The bugle played "Taps." The sound was clean and lonely in the cold air of Arlington National Cemetery.

Each note hung there for a moment before the next one pushed it away.

I stood next to my mother, Helen. Her hand was cold in mine. She wore a black veil, but I could see her face was tight, like a mask about to crack.

We were burying my father, Colonel Marcus Evans. A hero. That' s what the flags and the uniforms and the rows of stoic faces told me.

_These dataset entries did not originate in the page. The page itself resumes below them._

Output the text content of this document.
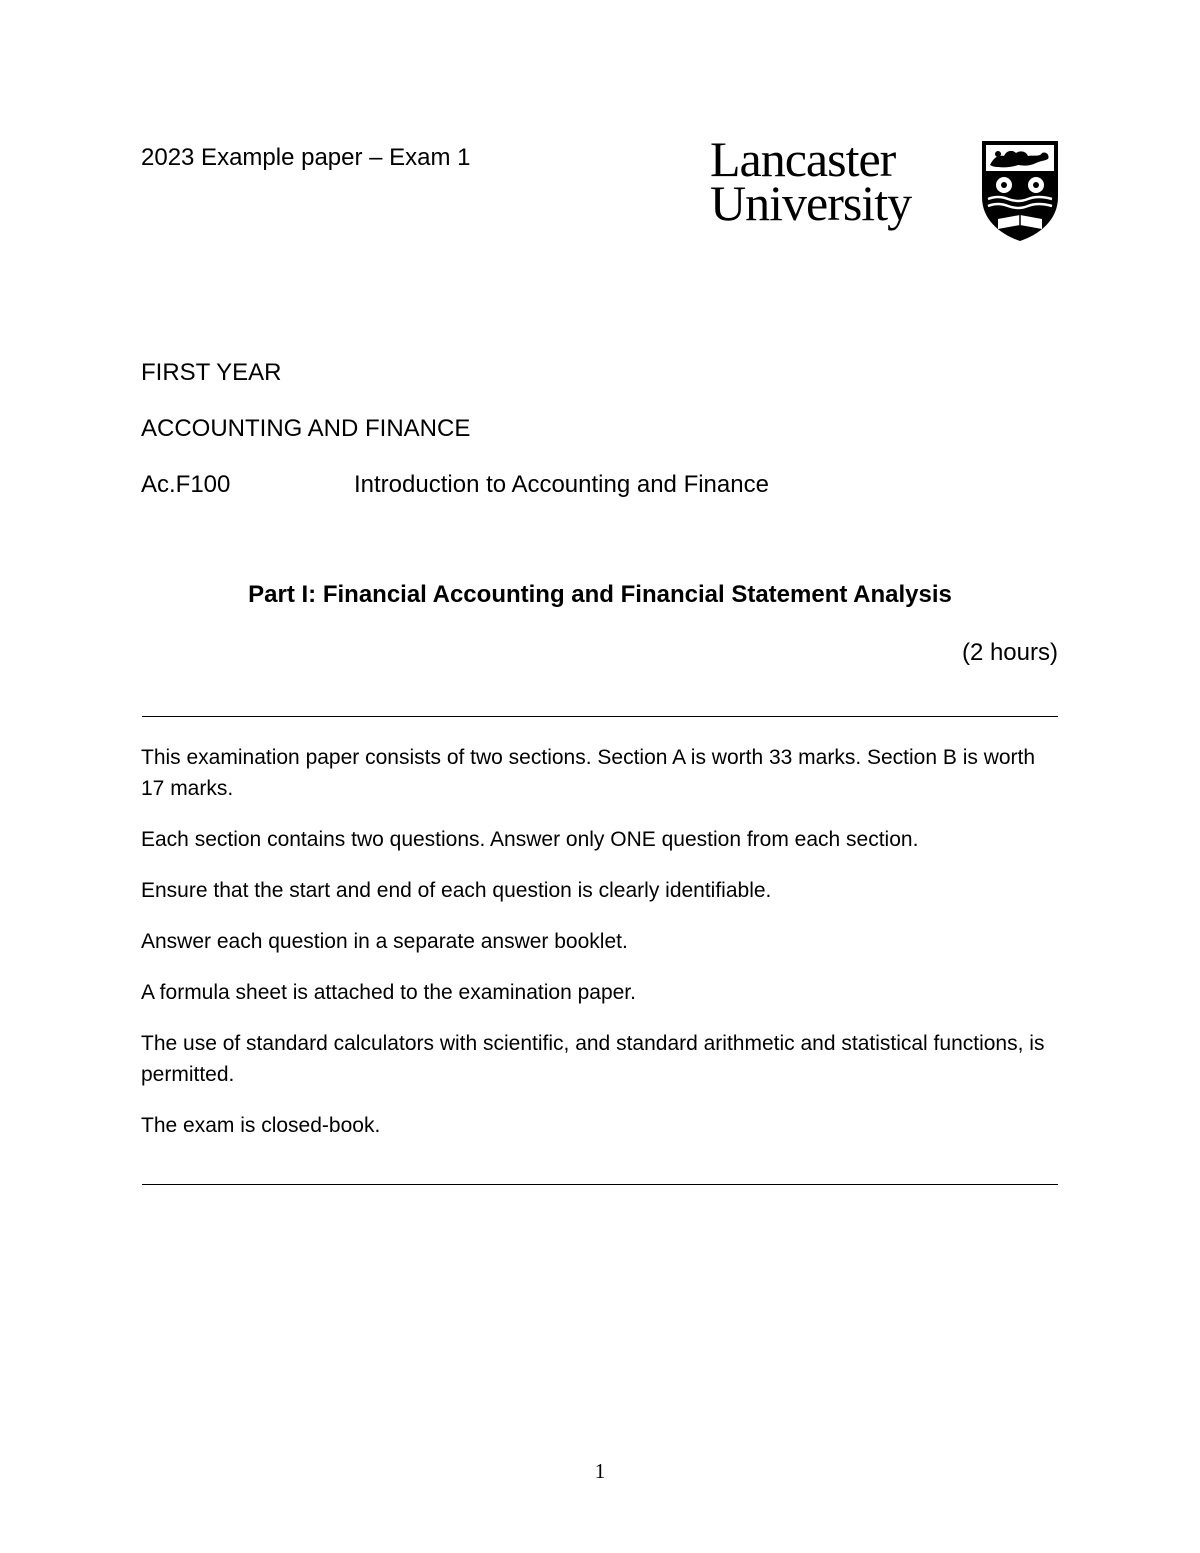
2023 Example paper – Exam 1	Lancaster
University
FIRST YEAR
ACCOUNTING AND FINANCE
Ac.F100	Introduction to Accounting and Finance
Part I: Financial Accounting and Financial Statement Analysis
(2 hours)

This examination paper consists of two sections. Section A is worth 33 marks. Section B is worth 17 marks.

Each section contains two questions. Answer only ONE question from each section.

Ensure that the start and end of each question is clearly identifiable.

Answer each question in a separate answer booklet.

A formula sheet is attached to the examination paper.

The use of standard calculators with scientific, and standard arithmetic and statistical functions, is permitted.

The exam is closed-book.

1
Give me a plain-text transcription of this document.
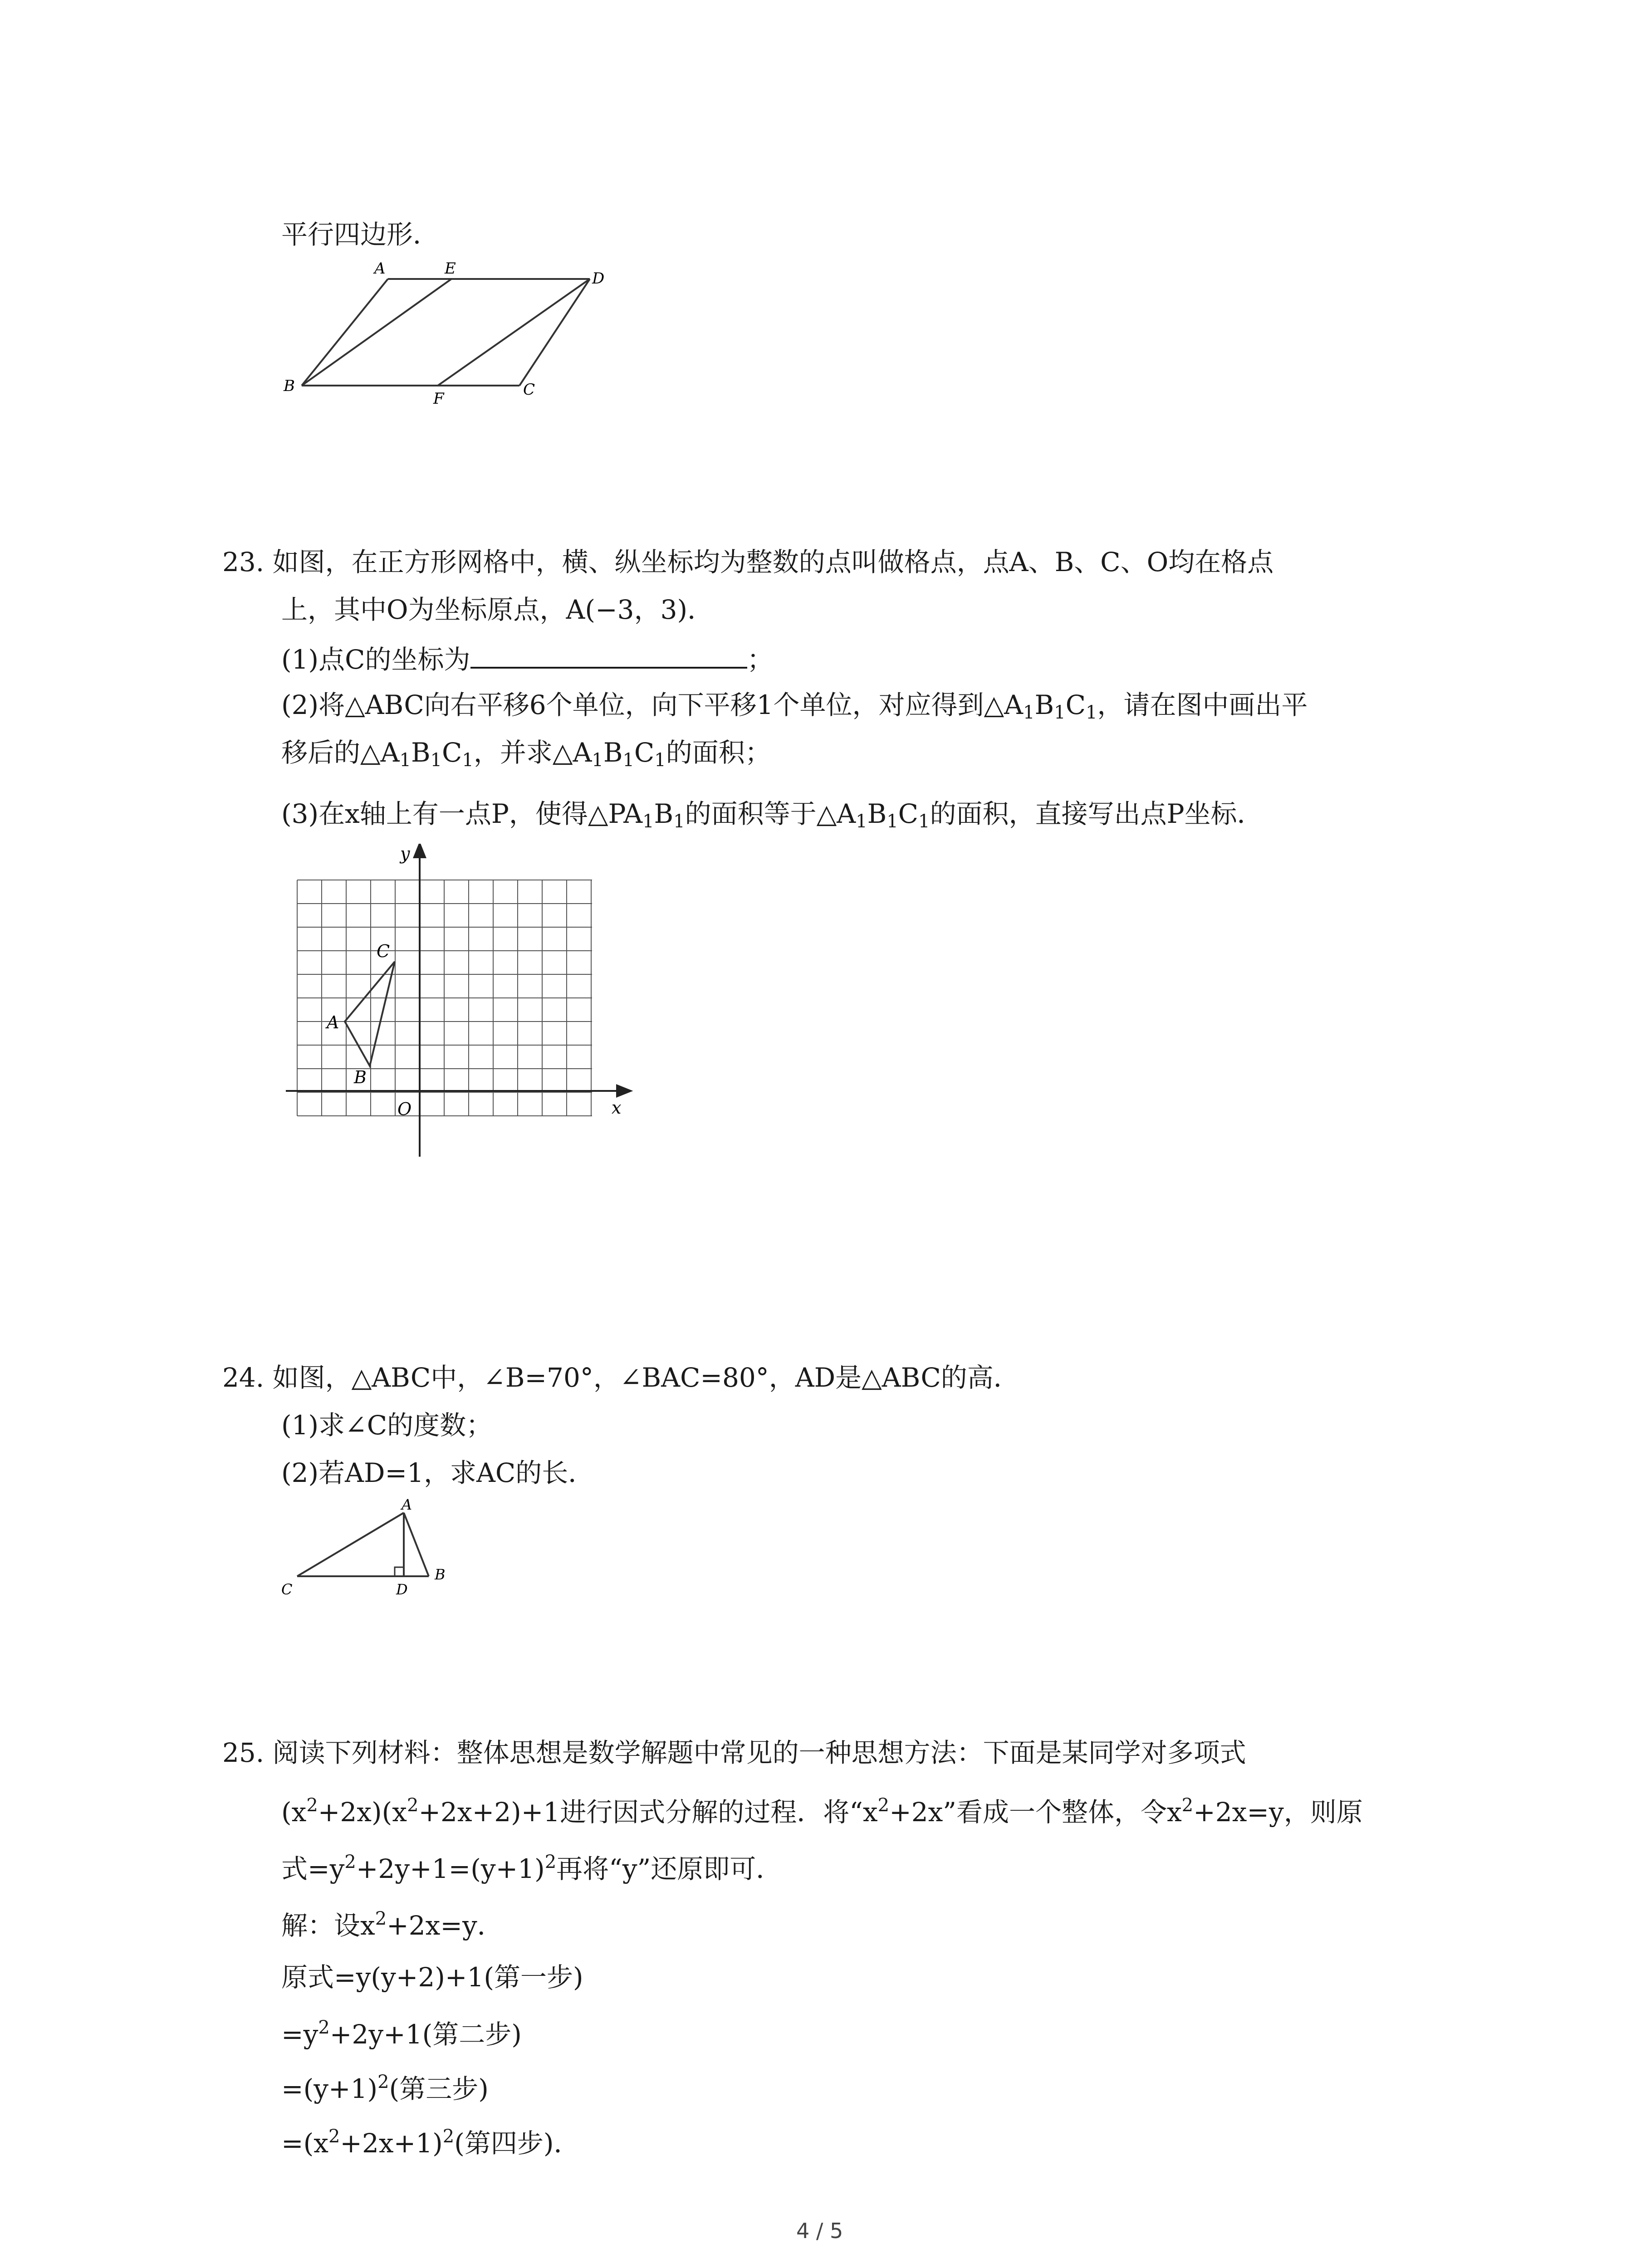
平行四边形．
A	E
D
B
F	C
23. 如图，在正方形网格中，横、纵坐标均为整数的点叫做格点，点A、B、C、O均在格点
上，其中O为坐标原点，A(−3，3)．
(1)点C的坐标为	；
(2)将△ABC向右平移6个单位，向下平移1个单位，对应得到$\triangle A_1B_1C_1$，请在图中画出平
移后的$\triangle A_1B_1C_1$，并求$\triangle A_1B_1C_1$的面积；
(3)在x轴上有一点P，使得$\triangle PA_1B_1$的面积等于$\triangle A_1B_1C_1$的面积，直接写出点P坐标．
y
x
O
A
B
C
24. 如图，△ABC中，∠B=70°，∠BAC=80°，AD是△ABC的高．
(1)求∠C的度数；
(2)若AD=1，求AC的长．
A
B
C	D
25. 阅读下列材料：整体思想是数学解题中常见的一种思想方法：下面是某同学对多项式
$(x^2+2x)(x^2+2x+2)+1$进行因式分解的过程．将“$x^2+2x$”看成一个整体，令$x^2+2x=y$，则原
式$=y^2+2y+1=(y+1)^2$再将“y”还原即可．
解：设$x^2+2x=y$．
原式=y(y+2)+1(第一步)
$=y^2+2y+1$(第二步)
$=(y+1)^2$(第三步)
$=(x^2+2x+1)^2$(第四步)．
4 / 5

I knew the truth. I was the only one who did. He was my father, the man who rescued me from a bombed-out orphanage, but he was also a man living a secret life.

The honor guard folded the flag. The movements were sharp, perfect. They presented it to Helen. She took it with hands that trembled just a little.

That' s when I saw her.

A woman was walking toward us, against the flow of the quiet crowd. She was young, dressed in a black dress that was too tight, too flashy for a funeral. And she was visibly pregnant.

She stopped a few feet from us, right in front of the generals and the politicians. Her eyes, wet with tears that looked too practiced, found mine. Then they moved to Helen.

"He loved me," she said, her voice loud enough to carry.

A murmur went through the crowd. Cameras that had been respectful now turned on us with a new hunger.

"He was going to leave her for me. For us."

She placed a hand on her swollen belly.

"This is his son. His only son and heir."

Helen made a small sound, a choked gasp. I squeezed her hand, trying to hold her together, trying to hold myself together.

The woman, this stranger, was a lie. A walking, talking, breathing lie.

Because I knew the one thing that made her claim impossible.

My father, Colonel Marcus Evans, the war hero, was gay.